Print Lines or Roller Marks
Fine lines, light roller marks, and surface texture variations are common characteristics within normal production tolerances. Not recognized as errors by the community or grading services.
Color Variation Between Print Runs
Different print runs of the same card can vary in saturation and brightness. This is especially visible comparing 1st Edition, Shadowless, and Unlimited Base Set cards. These differences are run-to-run calibration variation, not errors. The cards are not defective.
Shadowless vs. Unlimited Design Differences
Shadowless Base Set cards lack the shadow box around the artwork. This is not a defect — it is an intentional design difference between the first and second print runs. Shadowless cards are collectible for being the first print run, not for any error.

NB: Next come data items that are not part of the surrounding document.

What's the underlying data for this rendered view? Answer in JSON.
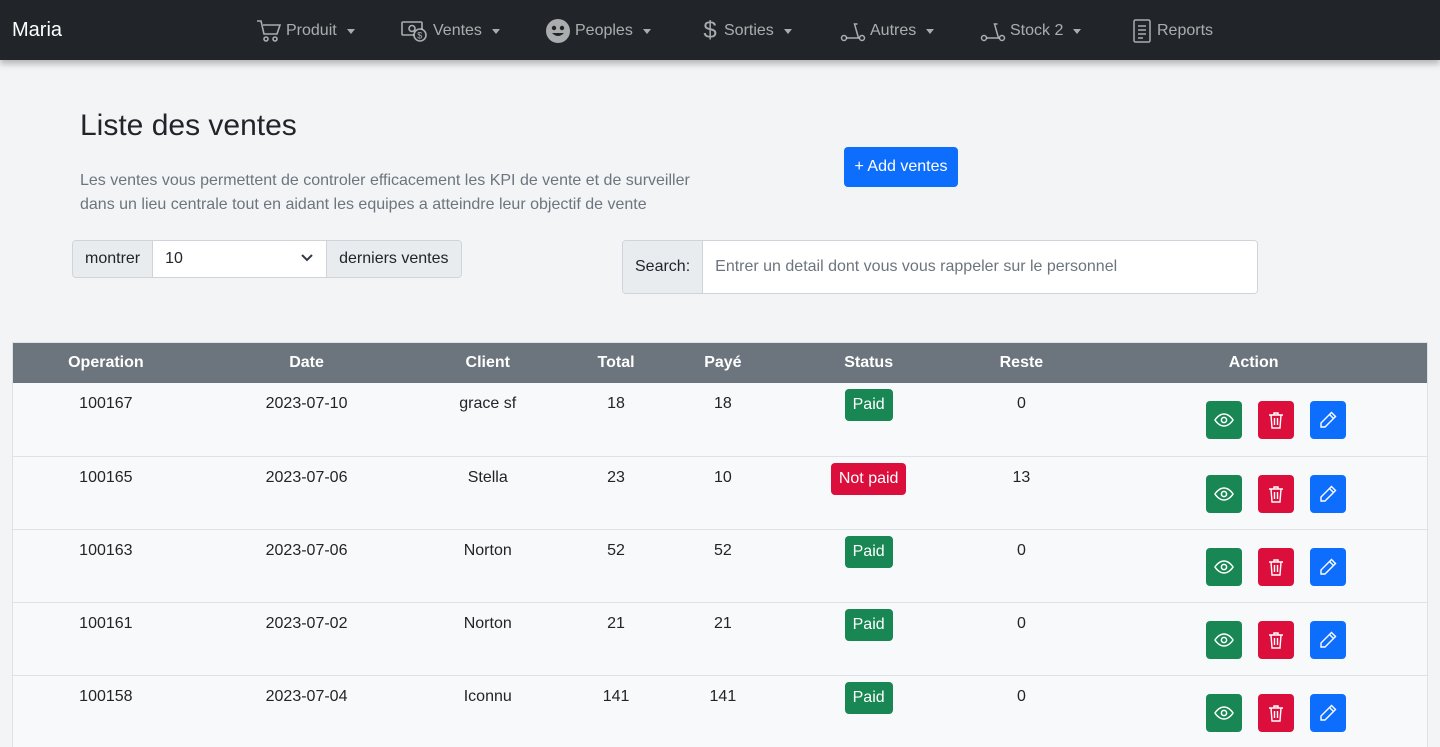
{
  "navbar": {
    "brand": "Maria",
    "items": [
      {
        "label": "Produit",
        "icon": "cart-icon",
        "dropdown": true
      },
      {
        "label": "Ventes",
        "icon": "cash-icon",
        "dropdown": true
      },
      {
        "label": "Peoples",
        "icon": "smiley-icon",
        "dropdown": true
      },
      {
        "label": "Sorties",
        "icon": "dollar-icon",
        "dropdown": true
      },
      {
        "label": "Autres",
        "icon": "scooter-icon",
        "dropdown": true
      },
      {
        "label": "Stock 2",
        "icon": "scooter-icon",
        "dropdown": true
      },
      {
        "label": "Reports",
        "icon": "document-icon",
        "dropdown": false
      }
    ]
  },
  "header": {
    "title": "Liste des ventes",
    "description_line1": "Les ventes vous permettent de controler efficacement les KPI de vente et de surveiller",
    "description_line2": "dans un lieu centrale tout en aidant les equipes a atteindre leur objectif de vente",
    "add_button": "+ Add ventes"
  },
  "show": {
    "prefix": "montrer",
    "selected": "10",
    "suffix": "derniers ventes"
  },
  "search": {
    "label": "Search:",
    "placeholder": "Entrer un detail dont vous vous rappeler sur le personnel"
  },
  "table": {
    "columns": [
      "Operation",
      "Date",
      "Client",
      "Total",
      "Payé",
      "Status",
      "Reste",
      "Action"
    ],
    "rows": [
      {
        "operation": "100167",
        "date": "2023-07-10",
        "client": "grace sf",
        "total": "18",
        "paye": "18",
        "status": "Paid",
        "reste": "0"
      },
      {
        "operation": "100165",
        "date": "2023-07-06",
        "client": "Stella",
        "total": "23",
        "paye": "10",
        "status": "Not paid",
        "reste": "13"
      },
      {
        "operation": "100163",
        "date": "2023-07-06",
        "client": "Norton",
        "total": "52",
        "paye": "52",
        "status": "Paid",
        "reste": "0"
      },
      {
        "operation": "100161",
        "date": "2023-07-02",
        "client": "Norton",
        "total": "21",
        "paye": "21",
        "status": "Paid",
        "reste": "0"
      },
      {
        "operation": "100158",
        "date": "2023-07-04",
        "client": "Iconnu",
        "total": "141",
        "paye": "141",
        "status": "Paid",
        "reste": "0"
      }
    ]
  },
  "colors": {
    "navbar": "#212529",
    "primary": "#0d6efd",
    "success": "#198754",
    "danger": "#dc0e3c",
    "table_header": "#6c757d"
  }
}
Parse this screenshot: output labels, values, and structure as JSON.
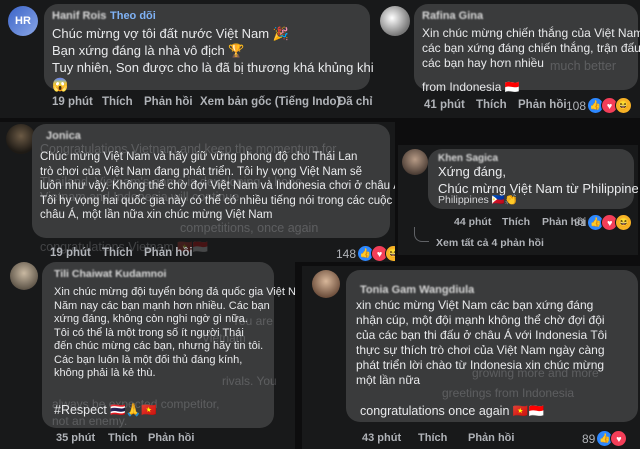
{
  "c1": {
    "author": "Hanif Rois",
    "follow": "Theo dõi",
    "lines": [
      "Chúc mừng vợ tôi đất nước Việt Nam 🎉",
      "Bạn xứng đáng là nhà vô địch 🏆",
      "Tuy nhiên, Son được cho là đã bị thương khá khủng khiếp",
      "😱"
    ],
    "time": "19 phút",
    "like": "Thích",
    "reply": "Phản hồi",
    "view_original": "Xem bản gốc (Tiếng Indo)",
    "translated": "Đã chỉ sửa"
  },
  "c2": {
    "author": "Rafina Gina",
    "lines": [
      "Xin chúc mừng chiến thắng của Việt Nam,",
      "các bạn xứng đáng chiến thắng, trận đấu của",
      "các bạn hay hơn nhiều",
      "from Indonesia 🇮🇩"
    ],
    "ghost": "much better",
    "time": "41 phút",
    "like": "Thích",
    "reply": "Phản hồi",
    "count": "108"
  },
  "c3": {
    "author": "Jonica",
    "lines": [
      "Chúc mừng Việt Nam và hãy giữ vững phong độ cho Thái Lan",
      "trò chơi của Việt Nam đang phát triển. Tôi hy vọng Việt Nam sẽ",
      "luôn như vậy. Không thể chờ đợi Việt Nam và Indonesia chơi ở châu Á.",
      "Tôi hy vọng hai quốc gia này có thể có nhiều tiếng nói trong các cuộc thi",
      "châu Á, một lần nữa xin chúc mừng Việt Nam"
    ],
    "ghosts": [
      "Congratulations Vietnam and keep the momentum for",
      "Thailand, Vietnam's game is developing. I hope",
      "Vietnam and Indonesia will continue",
      "competitions, once again",
      "congratulations Vietnam 🇻🇳🇮🇩"
    ],
    "time": "19 phút",
    "like": "Thích",
    "reply": "Phản hồi",
    "count": "148"
  },
  "c4": {
    "author": "Khen Sagica",
    "lines": [
      "Xứng đáng,",
      "Chúc mừng Việt Nam từ Philippines"
    ],
    "sub": "Philippines 🇵🇭👏",
    "time": "44 phút",
    "like": "Thích",
    "reply": "Phản hồi",
    "count": "91",
    "view_replies": "Xem tất cả 4 phản hồi"
  },
  "c5": {
    "author": "Tili Chaiwat Kudamnoi",
    "lines": [
      "Xin chúc mừng đội tuyển bóng đá quốc gia Việt Nam",
      "Năm nay các bạn mạnh hơn nhiều. Các bạn",
      "xứng đáng, không còn nghi ngờ gì nữa.",
      "Tôi có thể là một trong số ít người Thái",
      "đến chúc mừng các bạn, nhưng hãy tin tôi.",
      "Các bạn luôn là một đối thủ đáng kính,",
      "không phải là kẻ thù."
    ],
    "ghosts": [
      "You are",
      "Vietnam",
      "rivals. You",
      "always be expected competitor,",
      "not an enemy."
    ],
    "hashtag": "#Respect 🇹🇭🙏🇻🇳",
    "time": "35 phút",
    "like": "Thích",
    "reply": "Phản hồi"
  },
  "c6": {
    "author": "Tonia Gam Wangdiula",
    "lines": [
      "xin chúc mừng Việt Nam các bạn xứng đáng",
      "nhận cúp, một đội mạnh không thể chờ đợi đội",
      "của các bạn thi đấu ở châu Á với Indonesia Tôi",
      "thực sự thích trò chơi của Việt Nam ngày càng",
      "phát triển lời chào từ Indonesia xin chúc mừng",
      "một lần nữa"
    ],
    "ghosts": [
      "growing more and more",
      "greetings from Indonesia"
    ],
    "closing": "congratulations once again 🇻🇳🇮🇩",
    "time": "43 phút",
    "like": "Thích",
    "reply": "Phản hồi",
    "count": "89"
  }
}
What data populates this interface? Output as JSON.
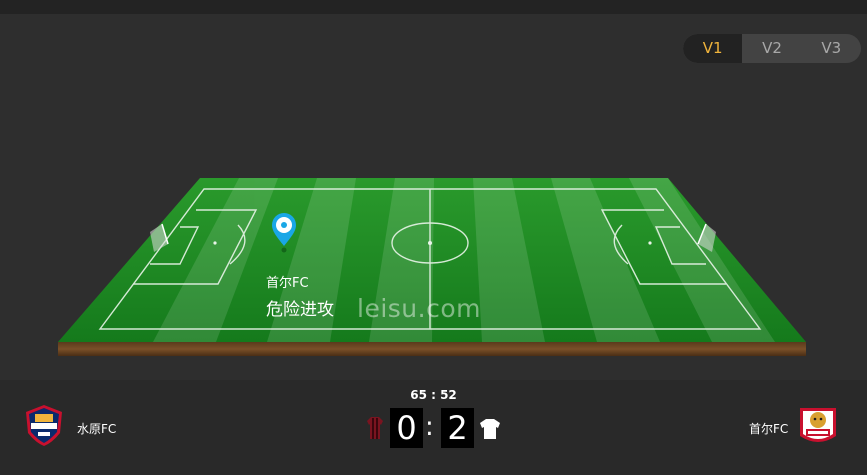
{
  "version_tabs": [
    {
      "label": "V1",
      "active": true
    },
    {
      "label": "V2",
      "active": false
    },
    {
      "label": "V3",
      "active": false
    }
  ],
  "event": {
    "team": "首尔FC",
    "text": "危险进攻",
    "icon": "ball-marker-icon"
  },
  "watermark": "leisu.com",
  "match": {
    "time": "65 : 52",
    "home_score": "0",
    "away_score": "2",
    "separator": ":"
  },
  "home_team": {
    "name": "水原FC",
    "logo": "suwon-fc-logo"
  },
  "away_team": {
    "name": "首尔FC",
    "logo": "seoul-fc-logo"
  },
  "colors": {
    "accent": "#f0b43c",
    "pitch_green": "#1e8c28",
    "marker_blue": "#1aa7e6"
  }
}
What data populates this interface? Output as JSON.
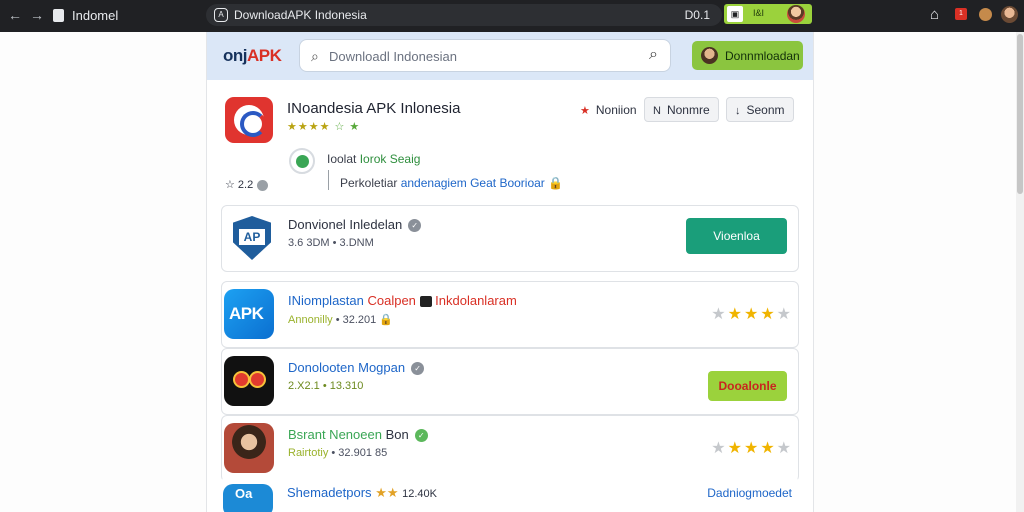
{
  "browser": {
    "tab_title": "Indomel",
    "url": "DownloadAPK Indonesia",
    "url_right": "D0.1",
    "ext_label": "I&I",
    "alert_badge": "1"
  },
  "header": {
    "logo_prefix": "onj",
    "logo_accent": "APK",
    "search_placeholder": "Downloadl Indonesian",
    "button_label": "Donnmloadan"
  },
  "featured": {
    "title": "INoandesia APK Inlonesia",
    "stars": "★★★★",
    "stars_extra": "☆ ★",
    "chips": [
      {
        "icon": "★",
        "label": "Noniion"
      },
      {
        "icon": "N",
        "label": "Nonmre"
      },
      {
        "icon": "↓",
        "label": "Seonm"
      }
    ],
    "verify_prefix": "Ioolat ",
    "verify_highlight": "Iorok Seaig",
    "rating_mini": "☆ 2.2",
    "permission_prefix": "Perkoletiar ",
    "permission_blue": "andenagiem Geat Boorioar"
  },
  "apps": [
    {
      "name": "Donvionel Inledelan",
      "meta": "3.6 3DM  •  3.DNM",
      "button": "Vioenloa"
    },
    {
      "name_blue": "INiomplastan",
      "name_red": " Coalpen",
      "name_red2": " Inkdolanlaram",
      "meta_green": "Annonilly",
      "meta": "  •  32.201"
    },
    {
      "name": "Donolooten Mogpan",
      "meta": "2.X2.1  •  13.310",
      "button": "Dooalonle"
    },
    {
      "name_green": "Bsrant Nenoeen",
      "name_rest": " Bon",
      "meta_green": "Rairtotiy",
      "meta": "  •  32.901 85"
    },
    {
      "name": "Shemadetpors",
      "meta": "12.40K",
      "link": "Dadniogmoedet"
    }
  ],
  "colors": {
    "brand_green": "#8bc53f",
    "teal_button": "#1a9e7a",
    "lime_button": "#9bd23c",
    "header_bg": "#dbe7f7",
    "star": "#f0b400"
  }
}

Sun Damage or Age Discoloration
Cards exposed to UV light over time develop color shifts and fading. Genuine missing-ink errors retain normal UV properties under a blacklight. Sun-damaged cards do not. This UV test is a standard method community members use to distinguish the two.
Printer Hickeys
A printer hickey is a small circular or ring-shaped blemish caused by a speck of debris — dust, dried ink, paper fiber — stuck to the printing roller or plate. When it transfers to a card it leaves a donut-shaped mark, sometimes with a void in the center and an ink ring around the outside. While the community has given nicknames to specific recurring hickeys on WotC-era cards (such as "Red Dot Typhlosion" and "Blue Dot Typhlosion"), the broader consensus is that a hickey represents contamination during printing — not a manufacturing variation — and most graders and collectors treat them as damage rather than a collectible error. A card with a hickey will typically grade lower, not higher. Unless a specific named hickey variant has documented collector demand behind it, do not assume a blemish adds value.
Check the corners for alignment dots. If there are none and the card is just off-center, it is not a miscut. Look for missing set symbols, wrong text, wrong energy symbols, or marks from adjacent cards or machinery. When in doubt, post to r/PokemonMisprints — the community there can identify known variants quickly and will give you an honest, straightforward answer.